A company(Insert name here) has a major problem with photos being lost to thousands of sellers. That company(Insert name here) takes a very long time to resolve. Sellers are forced to repair basically on their own and undo the damage they had no control of in the first place wasting their valuable time that could have been much better spent creating new listings. Compensation - Pitiful at best. This situation did not affect me but I felt everyone's pain throughout and how the situation was handled.
Canadapost goes on strike...What SHOULD be considered an Essential Service(Official & Un-Official Opinions vary) causing major uncertainty, delayed packages and loss of business to all sizes of business and especially online sellers? How long will it take to clean up this mess and restore customer confidence? Does anyone know? Will there be even be major efforts to try? Canned apologies will do nothing to help fix this mess. Will there be future service improvements? Reductions to postage? At this point in time, I'm not holding my breath!!!
-CM
12-02-2018 03:59 PM
@muscoviteman wrote:
And it is 2018 and the working class share of income is declining. CEO’s, doctors, dentists, etc are getting richer. Workers getting poorer. Expect some disruption.

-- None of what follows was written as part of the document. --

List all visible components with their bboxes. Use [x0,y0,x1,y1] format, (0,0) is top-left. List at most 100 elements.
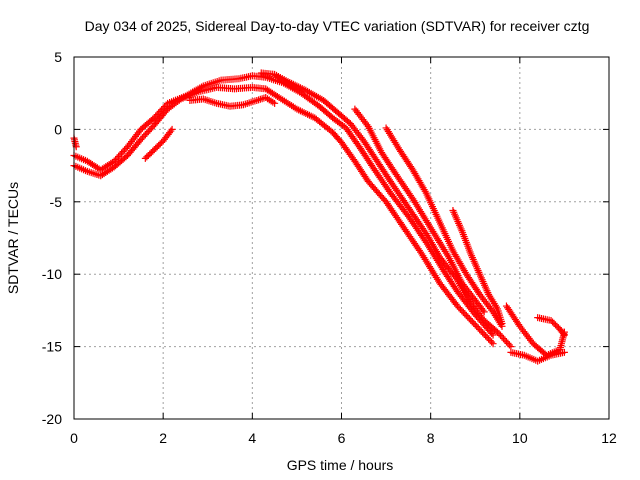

Agree with the gist of this, although in the struggling town in BC in which I live (resource-based economy which started hitting the skids about 20 years ago), even dentists aren't doing particularly well as the poverty rate here is so high that some health care services don't get utilized the way they do in more affluent centres.
12-03-2018 06:41 PM
From the CUPW website..... December 3, 2018
"We continue to hear of news that allies have blockaded Canada Post facilities in various locations. The labour movement is stepping up in a big way to support postal workers and fight for the right to free collective bargaining. In Toronto, allies blocked the Gateway facility, facing down an injunction and police threats. In Halifax over the weekend, six people were arrested for blocking the Halifax Mail Processing Plant. This morning we have heard of reports of blockades/pickets in Ottawa, Oshawa and Hamilton. This comes after a weekend of demonstrations in 27 cities across the country."
12-03-2018 07:26 PM
Like I said earlier, it's as if their leadership is writing the book on How to Lose Your Right to Collective Bargaining Forever in 100 Days.
12-03-2018 11:21 PM
Doctors & dentists have to take a lot of training before they start making money & usually have huge debts to repay when they do. Have not seen too many postal workers that have that problem.